Book: A Lesbian Avenger returns home
Kelly Cogswell signs her new book "Eating Fire" Saturday at Carmichael's
“In 1992, when the Lesbian Avengers started, I was living in a loft on Avenue B with my ex-girlfriend Amy, and her roommate, Rennes, who would pick up closeted fags and have noisy, slurpy sex.” That’s how activist, blogger, journalist and former Louisvillian Kelly Cogswell begins her memoir, “Eating Fire: My Life as a Lesbian Avenger.” Cogswell documented the early days of the Lesbian Avengers, a direct action group formed to champion lesbian issues and visibility. She stops by Carmichael’s on Saturday.
LEO: Why write “Eating Fire” as a memoir?
Kelly Cogswell: “Eating Fire” is definitely a memoir, even if there aren’t any detox stories or gruesome child abuse. It’s more the coming-of-age variety, the transformation from ex-Southern Baptist poet into lesbian activist, journalist and all around trouble-maker. Initially, I just wanted to tell the story of the Lesbian Avengers, a direct action group I was part of in the ’90s. I was pissed that even though we spread all over the world and got featured in Newsweek, the Avengers had been all but forgotten. Nearly two-thirds of the book is about the rise and fall of the Avengers, and the rest about the adventure of starting an online magazine in pre-Twitter days and dealing with life as an immigrant during the years I lived in France.
LEO: Have you always had activism in your blood?
KC: I think I always had a very strong sense of right and wrong, but mostly I prefer to avoid conflict. Things have to be pretty serious for me to swing into action. Like, I never send food back in restaurants, no matter how crappy it is. And I only went to the first Avengers meeting to hang out with friends and meet girls!
LEO: What made you leave Louisville for NYC?
KC: I’d like to say I had a master plan, but I was really just drifting a little after college. I went to Cincinnati first, where I was writing poems and doing performance art. Then I got a place in a grad school in New York, which pretty much ended in disaster.
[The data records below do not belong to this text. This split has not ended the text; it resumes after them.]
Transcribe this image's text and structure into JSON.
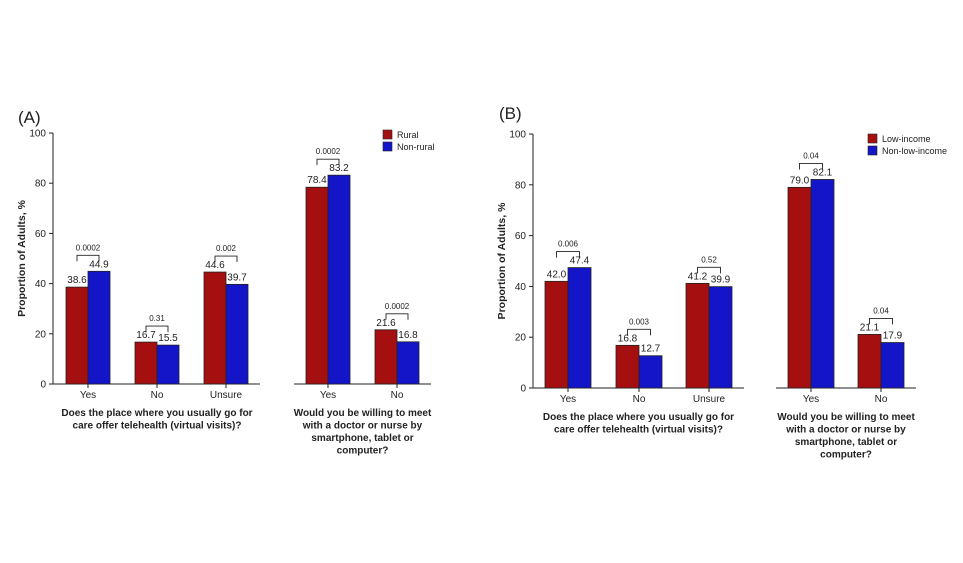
{
  "chart_data": [
    {
      "type": "bar",
      "panel_label": "(A)",
      "ylabel": "Proportion of Adults, %",
      "ylim": [
        0,
        100
      ],
      "yticks": [
        "0",
        "20",
        "40",
        "60",
        "80",
        "100"
      ],
      "grid": false,
      "legend_position": "top-right",
      "colors": [
        "#a50f0f",
        "#1414c8"
      ],
      "series_names": [
        "Rural",
        "Non-rural"
      ],
      "groups": [
        {
          "question": [
            "Does the place where you usually go for",
            "care offer telehealth (virtual visits)?"
          ],
          "categories": [
            {
              "label": "Yes",
              "values": [
                38.6,
                44.9
              ],
              "value_labels": [
                "38.6",
                "44.9"
              ],
              "p_value": "0.0002"
            },
            {
              "label": "No",
              "values": [
                16.7,
                15.5
              ],
              "value_labels": [
                "16.7",
                "15.5"
              ],
              "p_value": "0.31"
            },
            {
              "label": "Unsure",
              "values": [
                44.6,
                39.7
              ],
              "value_labels": [
                "44.6",
                "39.7"
              ],
              "p_value": "0.002"
            }
          ]
        },
        {
          "question": [
            "Would you be willing to meet",
            "with a doctor or nurse by",
            "smartphone, tablet or",
            "computer?"
          ],
          "categories": [
            {
              "label": "Yes",
              "values": [
                78.4,
                83.2
              ],
              "value_labels": [
                "78.4",
                "83.2"
              ],
              "p_value": "0.0002"
            },
            {
              "label": "No",
              "values": [
                21.6,
                16.8
              ],
              "value_labels": [
                "21.6",
                "16.8"
              ],
              "p_value": "0.0002"
            }
          ]
        }
      ]
    },
    {
      "type": "bar",
      "panel_label": "(B)",
      "ylabel": "Proportion of Adults, %",
      "ylim": [
        0,
        100
      ],
      "yticks": [
        "0",
        "20",
        "40",
        "60",
        "80",
        "100"
      ],
      "grid": false,
      "legend_position": "top-right",
      "colors": [
        "#a50f0f",
        "#1414c8"
      ],
      "series_names": [
        "Low-income",
        "Non-low-income"
      ],
      "groups": [
        {
          "question": [
            "Does the place where you usually go for",
            "care offer telehealth (virtual visits)?"
          ],
          "categories": [
            {
              "label": "Yes",
              "values": [
                42.0,
                47.4
              ],
              "value_labels": [
                "42.0",
                "47.4"
              ],
              "p_value": "0.006"
            },
            {
              "label": "No",
              "values": [
                16.8,
                12.7
              ],
              "value_labels": [
                "16.8",
                "12.7"
              ],
              "p_value": "0.003"
            },
            {
              "label": "Unsure",
              "values": [
                41.2,
                39.9
              ],
              "value_labels": [
                "41.2",
                "39.9"
              ],
              "p_value": "0.52"
            }
          ]
        },
        {
          "question": [
            "Would you be willing to meet",
            "with a doctor or nurse by",
            "smartphone, tablet or",
            "computer?"
          ],
          "categories": [
            {
              "label": "Yes",
              "values": [
                79.0,
                82.1
              ],
              "value_labels": [
                "79.0",
                "82.1"
              ],
              "p_value": "0.04"
            },
            {
              "label": "No",
              "values": [
                21.1,
                17.9
              ],
              "value_labels": [
                "21.1",
                "17.9"
              ],
              "p_value": "0.04"
            }
          ]
        }
      ]
    }
  ]
}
I stayed because I felt really comfortable there, and god knows it was easier to be in New York, rather than Kentucky, after I came out. My mother back in Louisville was not at all thrilled — still isn’t.
LEO: How did you make the leap from activist to journalist?
KC: I’d been writing since I was a kid, mostly poetry, but during the Avengers, I started to do some media work writing newsletters and press releases. After the Avengers combusted, I still felt the need for activism, and my girlfriend and I started The Gully online magazine, one of the earliest Internet publications for LGBT people and the only one so far to offer “queer views on everything.” She put me through journalism boot camp, where I learned the value of fact-checking, and the rest is history.
LEO: Tell me about the early days of the Lesbian Avengers.
KC: I think some of the more experienced organizers must have known something special was happening, because the most common thing is to start a group, do one or two actions, then collapse. But the Lesbian Avengers kept having actions and drawing more people to meetings. Even newbies like me knew something extraordinary was happening by 1993 when we organized a big Dyke March in Washington, D.C., and nearly 20,000 lesbians turned up. Afterward, Avengers chapters sprang up everywhere. The group really touched a chord. Maybe because we not only tried to change what the world thought about lesbians, but also to change how lesbians thought about themselves, empowering dykes to enter public space and feel confident expressing themselves, whether the sentiment du jour was rage or whimsy.
LEO: What’s the biggest cause we need to fight against today?
KC: We’ve definitely picked up speed addressing legal inequalities. I think we’ll definitely see same-sex marriage nationwide in my lifetime — as long as I’m not hit by a truck tomorrow. But there are some problems legislation can’t solve. Hate-crime laws only kick in after the fact. We need to figure out ways to prevent violence. And also deal with homophobia inside the family. A huge amount of LGBT kids still end up homeless because their parents would rather see them begging on a street corner than find a way to love a child that’s a little different from what they expected.
LEO: What are you looking forward to coming back to in Louisville?
KC: I was lucky enough to reconnect with people I went to school with practically from second grade through high school. So I’m looking forward to seeing them, even if it’s almost an alternative reality. I start wondering what it would have been like if I’d stayed. I also like exploring the city itself as an adult, since my experience as a child was home, school, church. Above all, I am humble and grateful the city is celebrating my return with an enormous display of fireworks. Thank you. Really. It’s too much.